Palace Museum plans to sell all tickets online

Tourists crowded before the gate of Beijing's Palace Museum.

With the increasing presence of historic relics and paintings in Beijing's Palace Museum, flocks of visitors have been standing in long queues for hours just to get a glimpse of the items on display.

As a means of tackling complications resulting from the crowds of spectators, Shan Jixiang, head of the Palace Museum, recently revealed that the museum plans to cancel ticket windows and replace them with online tickets.

More ticket channels, such as online booking and two dimensional codes for cell phone users, have been developed in response to the fast growing number of visitors.

However, experts warn that shutting down ticket booths and substituting them with a digitalized system may deprive access for people above mid age to the museum.

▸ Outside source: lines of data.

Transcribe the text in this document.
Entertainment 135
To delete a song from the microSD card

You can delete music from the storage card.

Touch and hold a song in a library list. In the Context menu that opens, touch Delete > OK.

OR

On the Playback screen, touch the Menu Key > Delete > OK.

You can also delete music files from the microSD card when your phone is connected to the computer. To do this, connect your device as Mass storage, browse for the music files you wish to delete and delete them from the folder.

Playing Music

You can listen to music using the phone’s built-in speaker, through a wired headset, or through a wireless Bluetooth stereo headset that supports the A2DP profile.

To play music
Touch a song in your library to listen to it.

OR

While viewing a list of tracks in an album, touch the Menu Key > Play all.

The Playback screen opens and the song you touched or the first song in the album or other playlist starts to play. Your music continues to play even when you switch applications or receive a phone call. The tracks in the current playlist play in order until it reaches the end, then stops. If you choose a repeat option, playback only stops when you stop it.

"Even though we're opening more online channels for visitors to book tickets, I don't think we should have closed all the ticket windows considering those people who aren't accustomed to the online system," said Liu Simin, deputy director of Beijing Tourism Industry Association.

According to Liu, the tourism industry in China is very diverse. Many people don't arrange their trips scrupulously in advance. The complete digitalization of the ticket system is unfair to those people.

The Palace Museum has set a restriction on the maximum number of visitors at 80,000 people per day during the weeklong National Day holiday starting from Oct. 1, 2015.